En cada viaje hay situaciones inexplicables, bizarras, y divertidas. Nunca antes me habían exigido calzarme unas pantuflas para visitar un palacio.
BOM DIA!
Estoy en Brasil. Como muchos saben gran parte de mi fuente de trabajo, desde hace un buen tiempo, proviene de esta potencia que más que un país es un continente. Aquí los contrastes están a la orden del día: razas, colores, sabores, música… esa fascinante identidad brasileña, resultado de una mistura cultural como pocas.
Me encuentro en Petrópolis, la “Ciudad Imperial” del interior del estado de Río de Janeiro. La primera ciudad trazada, diseñada y planificada de Brasil. Aquella que surgió alrededor del Palacio Imperial del emperador Pedro II de Portugal (de ahí su nombre).
Para huir del agobiante verano de la ciudad, el monarca decidió mandar a construir aquí la residencia de verano de la familia real. El clima es más suave, a veces incluso fresco, y como por aquel entonces -segunda mitad del XIX-, no imperaba la idea de veranear en las playas, pues sencillamente, la montaña, le vino de cine a esta familia real europea. La corte también se trasladó aquí, y en los alrededores del Palacio se erigieron magníficos palacetes, casonas y construcciones europeas de todos los estilos posibles. En el campo arquitectónico la mistura también está presente: la catedral neogótica de “San Pedro de Alcántara”, con gárgolas y figuras de otros mundos, y con las tallas de Don Pedro y su esposa la emperatriz Teresa Cristina; casas de corte bávaro y tirolés, rodeadas de palmeras y guaduales -el bambú americano-; fachadas de estilo tudor (no me lo explico, pero en este país todo acontece, como dicen ellos…) que sobresalen entre orquídeas y aves del paraíso; canales que recuerdan a ciertas ciudades europeas; parques y románticas plazuelas; un palacio de cristal cuyas piezas fueron traídas desde Francia, y armadas en este trópico profundo; y por supuesto, de más reciente aparición, están las edificaciones populares de presupuesto “sumergido”, que cuelgan de las laderas de los montes de la periferia a modo de favelas rurales. No podía faltar la casa de Lúcio Costa -de cortes sobrios y moderno aspecto-, aquel genio de la arquitectura del XX, que junto con Niemeyer, diseñaran Brasilia en los años sesenta. Estos contrastes y este cóctel de productos, estilos, tendencias, colores, es Brasil… Me olvidaba de un aspecto fundamental en este escenario, que pone un toque digamos exótico: la niebla matutina lo envuelve todo… igual que en Renania o en Sajonia, sólo que al despejar la mañana, aquí brotan los helechos, las bromelias y las buganvillas con generosidad selvática.

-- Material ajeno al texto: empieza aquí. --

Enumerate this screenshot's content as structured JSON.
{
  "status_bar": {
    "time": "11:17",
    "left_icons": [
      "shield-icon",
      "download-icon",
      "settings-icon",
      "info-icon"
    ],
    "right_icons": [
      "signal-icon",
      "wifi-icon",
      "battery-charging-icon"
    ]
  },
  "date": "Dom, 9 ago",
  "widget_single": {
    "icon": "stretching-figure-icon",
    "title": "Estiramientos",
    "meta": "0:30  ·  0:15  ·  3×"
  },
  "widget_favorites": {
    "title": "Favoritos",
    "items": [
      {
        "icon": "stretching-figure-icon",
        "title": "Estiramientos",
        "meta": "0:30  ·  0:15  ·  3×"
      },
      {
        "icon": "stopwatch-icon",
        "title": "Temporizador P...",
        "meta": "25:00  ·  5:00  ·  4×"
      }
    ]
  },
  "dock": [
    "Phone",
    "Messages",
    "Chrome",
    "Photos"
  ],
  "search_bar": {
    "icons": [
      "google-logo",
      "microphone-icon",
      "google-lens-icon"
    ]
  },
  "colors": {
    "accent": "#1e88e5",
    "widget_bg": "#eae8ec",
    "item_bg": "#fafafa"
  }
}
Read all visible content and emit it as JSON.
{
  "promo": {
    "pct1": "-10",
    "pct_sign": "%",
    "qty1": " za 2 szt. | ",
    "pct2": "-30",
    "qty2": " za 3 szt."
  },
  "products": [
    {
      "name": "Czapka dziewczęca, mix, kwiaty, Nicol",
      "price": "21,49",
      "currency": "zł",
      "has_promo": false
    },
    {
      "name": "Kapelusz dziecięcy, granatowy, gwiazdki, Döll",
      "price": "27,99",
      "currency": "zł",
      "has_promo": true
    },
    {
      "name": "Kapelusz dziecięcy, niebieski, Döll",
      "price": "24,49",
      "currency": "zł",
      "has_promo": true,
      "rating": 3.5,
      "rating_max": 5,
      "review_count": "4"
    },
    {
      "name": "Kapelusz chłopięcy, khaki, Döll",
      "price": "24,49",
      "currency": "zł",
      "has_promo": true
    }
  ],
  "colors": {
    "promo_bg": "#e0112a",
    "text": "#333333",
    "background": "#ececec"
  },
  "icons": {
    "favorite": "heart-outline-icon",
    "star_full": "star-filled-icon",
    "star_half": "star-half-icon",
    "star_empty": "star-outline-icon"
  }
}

En pleno trópico, y hundido entre el bosque de la “Mata Atlántica”, el Palacio Imperial -hoy museo-, es la principal atracción de la ciudad. El diseño es del alemán Julio Federico Koeler, y es uno de los monumentos arquitectónicos del país. Su interior presenta unos suelos de madera de un brillo que encandila, y por supuesto su vestíbulo, tiene por suelo enormes lozas de mármoles de Carrara y de Bélgica. En él se expone el mobiliario original, y una colección de arte, por demás, interesante. Especialmente las joyas provenientes de artesanos de Salvador de Bahía con claros contenidos antropológicos africanos, y que en muchos casos hacen referencia a la esclavitud; la Corona Imperial, de oro, se aprecia en todo su esplendor: 639 diamantes y 77 perlas que suman un peso de dos kilos. La entrada cuesta 2€, y la visita es muy amena, sobre todo cuando se hace en pantuflas. No, no fue un despiste mío (que por efectos del jet-lag, hubiera sido perfectamente factible), así lo exige el protocolo. Los suelos de nobles y finas maderas endémicas, se lustran gracias a los pasos de los visitantes que son obligados a calzarse una especie de zapatillas de fieltro, de ese material con que antiguamente sacaban brillo al parqué. Mi cara de sorpresa, al ver que tras depositar mi mochila en el guardarropa, me entregaban mi nuevo calzado, debió ser muy parecida a la que pusieron los conquistadores portugueses al desembarcar en estos lares. Entre risas y asombro me adentré en los aposentos de Don Pedro y Doña Teresa Cristina, para conocer un poco más de la historia de este querido país. Sin poder comentar con nadie la absurda situación, sin poder fotografiar el interior del palacio –está prohibido-, y con unas tremendas ganas de reírme, salí poseído de una absurda ansiedad que me depositó en una terraza, en la que me pude fumar un cigarrillo al sol de la tarde petropolitana, con la compañía de una cerveza nacional, como no podía ser menos en este lugar, de marca “Bohemia”.
Nunca había oido de este sitio. Qué gran país es Brasil. Muchas gracias.